J.T. Miller’s crushing hit on towering Bruins defenseman Zdeno Chara didn’t even make the score sheet of the Rangers’ 5-2 win at the Garden on Wednesday night due to an offside whistle. But the 6-1, 205-pound Miller sent a message by burying the crouching 6-9, 250-pound Chara — and by standing up to an angry Chara after.
“I don’t know. I kind of blacked out there,” Miller said with a smirk, after the Blueshirts rode two power play goals and Henrik Lundqvist’s 39 saves to a second straight home victory. “I just tried to make sure I hit him and didn’t back down from the big man. He was falling down. That’s the only way he went down.”

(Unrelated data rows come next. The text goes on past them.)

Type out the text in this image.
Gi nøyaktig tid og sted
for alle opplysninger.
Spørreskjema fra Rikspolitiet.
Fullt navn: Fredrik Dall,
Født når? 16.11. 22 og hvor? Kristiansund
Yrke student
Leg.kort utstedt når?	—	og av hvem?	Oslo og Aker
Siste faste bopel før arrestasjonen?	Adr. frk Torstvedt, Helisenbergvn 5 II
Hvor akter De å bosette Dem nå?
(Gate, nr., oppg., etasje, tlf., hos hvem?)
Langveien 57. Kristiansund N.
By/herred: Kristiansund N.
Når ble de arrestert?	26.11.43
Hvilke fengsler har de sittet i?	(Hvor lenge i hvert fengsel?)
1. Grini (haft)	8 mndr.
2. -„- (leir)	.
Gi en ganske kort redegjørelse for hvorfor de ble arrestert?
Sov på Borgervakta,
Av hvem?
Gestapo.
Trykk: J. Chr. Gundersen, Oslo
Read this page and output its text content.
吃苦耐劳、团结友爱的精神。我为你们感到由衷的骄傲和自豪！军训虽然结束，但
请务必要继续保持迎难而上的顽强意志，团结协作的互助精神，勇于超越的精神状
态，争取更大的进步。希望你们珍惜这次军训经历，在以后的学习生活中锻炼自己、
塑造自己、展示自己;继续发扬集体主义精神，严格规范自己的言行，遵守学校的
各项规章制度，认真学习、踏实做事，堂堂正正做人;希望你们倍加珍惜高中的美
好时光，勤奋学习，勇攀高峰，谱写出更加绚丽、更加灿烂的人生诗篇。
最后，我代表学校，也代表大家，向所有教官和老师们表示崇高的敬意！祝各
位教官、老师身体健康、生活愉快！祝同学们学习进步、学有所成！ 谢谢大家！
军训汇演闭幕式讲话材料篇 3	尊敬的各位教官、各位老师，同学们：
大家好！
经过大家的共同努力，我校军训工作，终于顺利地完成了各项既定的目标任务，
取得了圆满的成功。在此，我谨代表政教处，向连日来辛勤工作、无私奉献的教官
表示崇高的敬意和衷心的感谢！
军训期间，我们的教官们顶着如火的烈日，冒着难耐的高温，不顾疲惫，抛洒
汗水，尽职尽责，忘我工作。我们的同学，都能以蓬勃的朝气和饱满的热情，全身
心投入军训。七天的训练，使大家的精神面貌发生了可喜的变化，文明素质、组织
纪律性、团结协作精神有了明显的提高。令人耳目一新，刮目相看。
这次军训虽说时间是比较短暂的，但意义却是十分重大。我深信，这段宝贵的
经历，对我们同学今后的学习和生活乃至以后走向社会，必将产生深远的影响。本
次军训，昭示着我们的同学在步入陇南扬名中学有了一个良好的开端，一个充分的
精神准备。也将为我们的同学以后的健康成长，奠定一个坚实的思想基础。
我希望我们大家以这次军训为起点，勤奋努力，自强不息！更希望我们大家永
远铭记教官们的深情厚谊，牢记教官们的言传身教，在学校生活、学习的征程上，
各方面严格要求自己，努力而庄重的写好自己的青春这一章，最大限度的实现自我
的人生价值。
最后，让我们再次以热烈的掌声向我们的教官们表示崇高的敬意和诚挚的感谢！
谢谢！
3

It may have taken all Miller had to stand his ground as Chara rose from the ice to retaliate, but that’s the point: Miller didn’t budge. “He probably doesn’t get knocked over often, I guess, so he probably got a little pissed off,” Miller said. “But they’re down in the game so he’s probably trying to get something going, as well — not with me, hopefully.”
Derick Brassard (c.) celebrates with Rangers teammates Kevin Klein and Rick Nash in a 5-2 win over Boston at the Garden on Wednesday night.
The Rangers (42-24-8, 92 points) earned a lighter mood with a heavy and assertive start that gave way to elite skill and goaltending for closure. Fourth-liner Tanner Glass, unfairly ridiculed his entire Ranger career by the uninformed Twitter-sphere, received one of his biggest ovations ever from the Garden crowd 6:35 into the first period. Glass smoked Bruins forward Matt Beleskey, who broke Derek Stepan’s ribs with a dirty hit in Boston on Nov. 27. Then Glass ended a quick fight with a hard right to Beleskey’s face. “Tanner was a force tonight,” Miller said. “He was making every defender think twice. He was a big part of the forecheck.”
Rangers’ Tanner Glass levels Bruins’ Matt Beleskey in the first period.
Power play captain Keith Yandle blazed to primary assists on both first-period power play goals by Mats Zuccarello (goal, assist) and Derek Stepan (goal, two assists). Yandle said the man advantage, which has eight goals in the last 10 games, has stopped being “too cute” and started thinking “shoot first.” Stepan’s goal was made possible by a bad holding call on Boston’s David Krejci, but that’s the NHL’s inconsistent officiating.
Boston’s Lee Stempniak (goal) had a first-period goal disallowed — after Rangers video coach Jerry Dineen alerted Alain Vigneault to challenge for offside — and a third-period try nullified by one of Lundqvist’s 17 third-period saves.
Derick Brassard extended the lead to 3-0 at 5:26 of the second period off the rush with a laser beam past Jonas Gustavsson (13 saves), who replaced ill starter Tuukka Rask (six saves) after the first. Miller’s insurance goal for 6:32 into the third for a 4-1 lead made Bruins forward Frank Vatrano’s goal at 12:06 more palatable. Rick Nash added an empty-netter after Lundqvist stood on his head. “I like the way we are focusing in on the details right now,” Lundqvist said. “It’s helping us.”